Article Text
Abstract
Background BMS–986218 is a nonfucosylated human IgG1 anti-cytotoxic T-lymphocyte antigen (CTLA)-4 monoclonal antibody with optimized CD16 FcγR binding that enhances T-cell priming and mitigates T-regulatory cell–mediated suppression in the tumor microenvironment. In preclinical models, BMS-986218 increased the proportion of antigen-specific CD8+ effector T cells vs ipilimumab in peripheral blood.1 We present safety, efficacy, and pharmacodynamic data from the dose-escalation part of the first-in-human study of BMS-986218 ± nivolumab in patients with advanced solid tumors (NCT03110107).
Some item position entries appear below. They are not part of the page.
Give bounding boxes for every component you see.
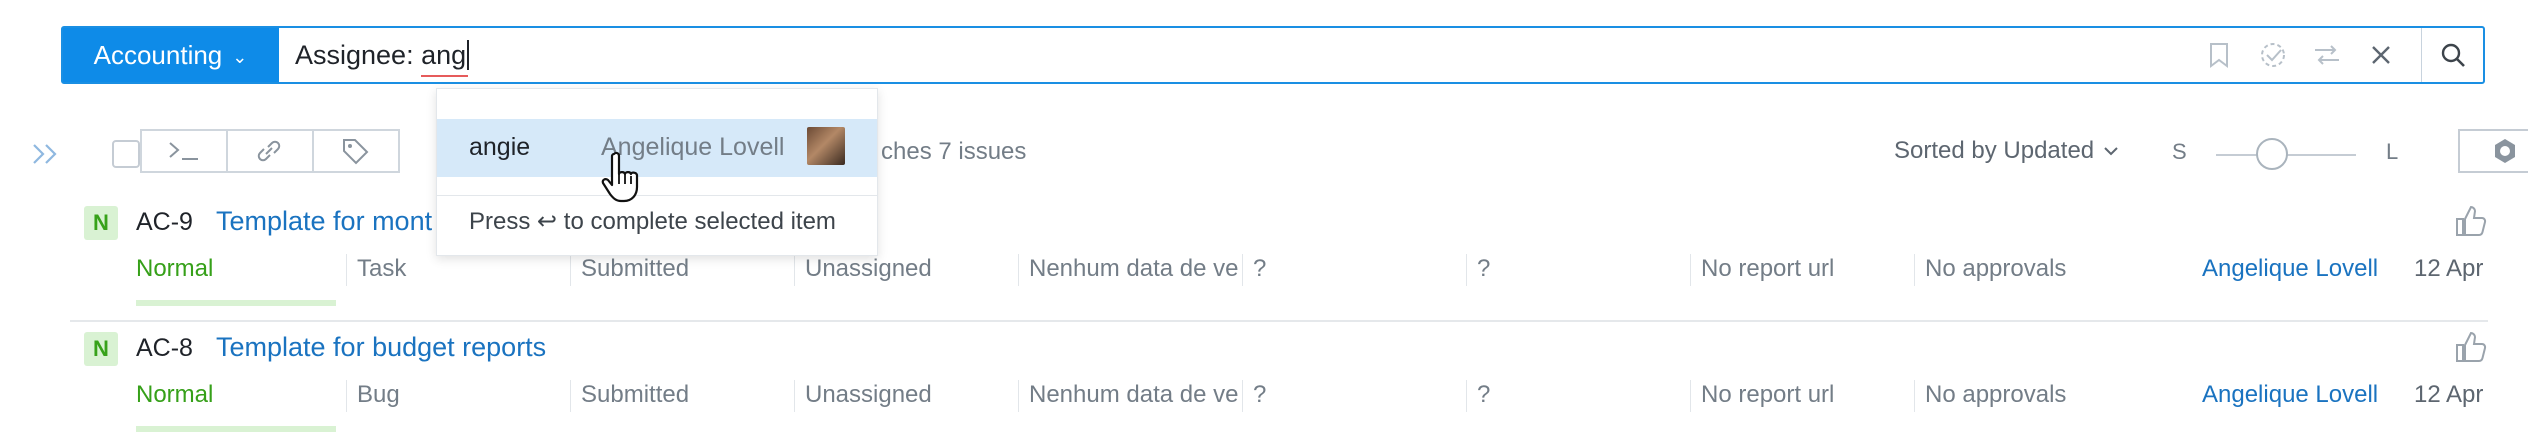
issue-summary-link[interactable]: Template for mont bbox=[216, 206, 432, 237]
saved-search-check-icon[interactable] bbox=[2259, 41, 2287, 69]
custom-field-1[interactable]: ? bbox=[1242, 254, 1466, 286]
list-settings-button[interactable] bbox=[2458, 129, 2528, 173]
priority-indicator-bar bbox=[136, 300, 336, 306]
row-size-slider-thumb[interactable] bbox=[2256, 138, 2288, 170]
type-field[interactable]: Bug bbox=[346, 380, 570, 412]
sort-label: Sorted by Updated bbox=[1894, 137, 2095, 164]
link-icon bbox=[257, 140, 281, 162]
custom-field-2[interactable]: ? bbox=[1466, 380, 1690, 412]
link-button[interactable] bbox=[226, 129, 314, 173]
issue-summary-link[interactable]: Template for budget reports bbox=[216, 332, 546, 363]
updated-date: 12 Apr bbox=[2414, 255, 2484, 282]
avatar bbox=[807, 127, 845, 165]
select-all-checkbox[interactable] bbox=[112, 140, 140, 168]
filter-settings-icon[interactable] bbox=[2313, 41, 2341, 69]
command-button[interactable] bbox=[140, 129, 228, 173]
report-url-field[interactable]: No report url bbox=[1690, 254, 1914, 286]
expand-sidebar-icon[interactable] bbox=[30, 139, 64, 169]
priority-indicator-bar bbox=[136, 426, 336, 432]
size-large-label: L bbox=[2386, 139, 2399, 164]
priority-badge[interactable]: N bbox=[84, 332, 118, 366]
issue-id[interactable]: AC-8 bbox=[136, 334, 193, 363]
clear-search-icon[interactable] bbox=[2367, 41, 2395, 69]
chevron-down-icon bbox=[2104, 147, 2118, 156]
custom-field-2[interactable]: ? bbox=[1466, 254, 1690, 286]
divider bbox=[437, 195, 877, 196]
subsystem-field[interactable]: Unassigned bbox=[794, 380, 1018, 412]
tag-button[interactable] bbox=[312, 129, 400, 173]
search-input[interactable]: Assignee: ang bbox=[279, 28, 2205, 82]
custom-field-1[interactable]: ? bbox=[1242, 380, 1466, 412]
hand-pointer-cursor-icon bbox=[600, 150, 646, 206]
approvals-field[interactable]: No approvals bbox=[1914, 254, 2174, 286]
priority-field[interactable]: Normal bbox=[136, 380, 346, 412]
due-date-field[interactable]: Nenhum data de ve bbox=[1018, 254, 1242, 286]
query-prefix: Assignee: bbox=[295, 39, 414, 70]
search-button[interactable] bbox=[2421, 28, 2483, 82]
updated-date: 12 Apr bbox=[2414, 381, 2484, 408]
autocomplete-dropdown: angie Angelique Lovell Press ↩ to comple… bbox=[436, 88, 878, 256]
thumbs-up-icon[interactable] bbox=[2454, 204, 2488, 238]
issue-list-toolbar: ches 7 issues Sorted by Updated S L bbox=[26, 125, 2528, 183]
approvals-field[interactable]: No approvals bbox=[1914, 380, 2174, 412]
priority-badge[interactable]: N bbox=[84, 206, 118, 240]
sort-selector[interactable]: Sorted by Updated bbox=[1894, 137, 2120, 165]
query-typed: ang bbox=[421, 39, 469, 77]
issue-row[interactable]: N AC-8 Template for budget reports Norma… bbox=[70, 322, 2488, 443]
search-icon bbox=[2441, 43, 2465, 67]
project-label: Accounting bbox=[93, 39, 223, 70]
suggestion-login: angie bbox=[469, 133, 531, 161]
suggestion-item[interactable]: angie Angelique Lovell bbox=[437, 119, 877, 177]
chevron-down-icon: ⌄ bbox=[232, 46, 248, 67]
due-date-field[interactable]: Nenhum data de ve bbox=[1018, 380, 1242, 412]
bookmark-icon[interactable] bbox=[2205, 41, 2233, 69]
thumbs-up-icon[interactable] bbox=[2454, 330, 2488, 364]
report-url-field[interactable]: No report url bbox=[1690, 380, 1914, 412]
command-icon bbox=[169, 142, 198, 160]
type-field[interactable]: Task bbox=[346, 254, 570, 286]
state-field[interactable]: Submitted bbox=[570, 254, 794, 286]
search-bar: Accounting ⌄ Assignee: ang bbox=[61, 26, 2485, 84]
match-count: ches 7 issues bbox=[881, 138, 1027, 165]
text-caret bbox=[467, 40, 470, 70]
project-selector-button[interactable]: Accounting ⌄ bbox=[63, 28, 279, 82]
state-field[interactable]: Submitted bbox=[570, 380, 794, 412]
issue-id[interactable]: AC-9 bbox=[136, 208, 193, 237]
search-actions bbox=[2205, 28, 2421, 82]
completion-hint: Press ↩ to complete selected item bbox=[469, 208, 836, 235]
priority-field[interactable]: Normal bbox=[136, 254, 346, 286]
subsystem-field[interactable]: Unassigned bbox=[794, 254, 1018, 286]
size-small-label: S bbox=[2172, 139, 2187, 164]
gear-icon bbox=[2495, 139, 2515, 163]
issue-row[interactable]: N AC-9 Template for mont Normal Task Sub… bbox=[70, 196, 2488, 322]
tag-icon bbox=[343, 139, 369, 165]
Methods Patients with advanced solid tumors, disease progression on ≥ 2 lines of therapy (≥ 1 line for patients with melanoma), and Eastern Cooperative Oncology Group performance status 0–1 were included. Patients received BMS-986218 as monotherapy (2–200 mg Q4W or 20–50 mg Q2W) or as combination therapy (BMS-986218 20–70 mg Q4W plus nivolumab 480 mg Q4W). The primary endpoint was safety and tolerability. Secondary endpoints included preliminary efficacy and characterization of BMS-986218 ± nivolumab pharmacokinetics and immunogenicity.
Results In total, 155 patients were treated on dose escalation; 107 with monotherapy and 48 with combination (table 1). Any-grade and grade 3/4 treatment-related adverse events (TRAEs) were reported in 58% and 18% of monotherapy patients, respectively. The most common grade 3/4 TRAE was diarrhea (5%). Any-grade and grade 3/4 TRAEs were reported in 60% and 27% of combination patients, respectively. The most common 3/4 TRAEs were colitis (6%) and increased amylase (6%). TRAEs leading to treatment discontinuation were reported in 11% of monotherapy patients and 15% of combination patients. A grade 5 TRAE of pneumonitis was reported in the monotherapy group at the 7-mg Q4W dose level. Partial responses with durations of 1.9–10.3 months were observed with monotherapy and combination therapy in patients with microsatellite-stable colorectal, pancreatic, gastric, and breast cancer. Analysis of peripheral cytokine levels (interferon-γ, CXCL9, and CXCL10) showed increases with increasing BMS–986218 dose in the monotherapy and combination groups (figure 1). Additional preclinical and clinical results will be presented.
Conclusions BMS-986218 demonstrated a tolerable safety profile and preliminary antitumor activity as monotherapy and in combination with nivolumab across various tumor types, including tumors with high unmet need or that are traditionally immune checkpoint inhibitor-insensitive. These results support further investigation of nonfucosylated anti-CTLA-4 therapies. The dose expansion part of the BMS-986218 ± nivolumab study and a phase 1/2 study evaluating anti–CTLA-4 nonfucosylated probody (BMS-986288; NCT03994601) ± nivolumab are ongoing.
Acknowledgements Claire Friedman is supported in part by a Cancer Center Support Grant of the NIH/NCI (Grant No. P30CA008748). Editorial support was provided by Rowena Fung, MPhil, of Spark Medica Inc.
Trial Registration Clinicaltrials. gov NCT03110107
References
Loffredo J, et al. Non-fucosylated anti-CTLA-4 antibody enhances vaccine-induced T cell responses in a non-human primate pharmacodynamic vaccine model. J Immunother Cancer. 2017;5(Suppl 2):Abstract P55.
Ethics Approval The trial protocol was approved by the institutional review boards or independent ethics committees of each study site and was conducted according to Good Clinical Practice guidelines, per the International Conference on Harmonisation. Patients provided written informed consent based on the principles of the Declaration of Helsinki.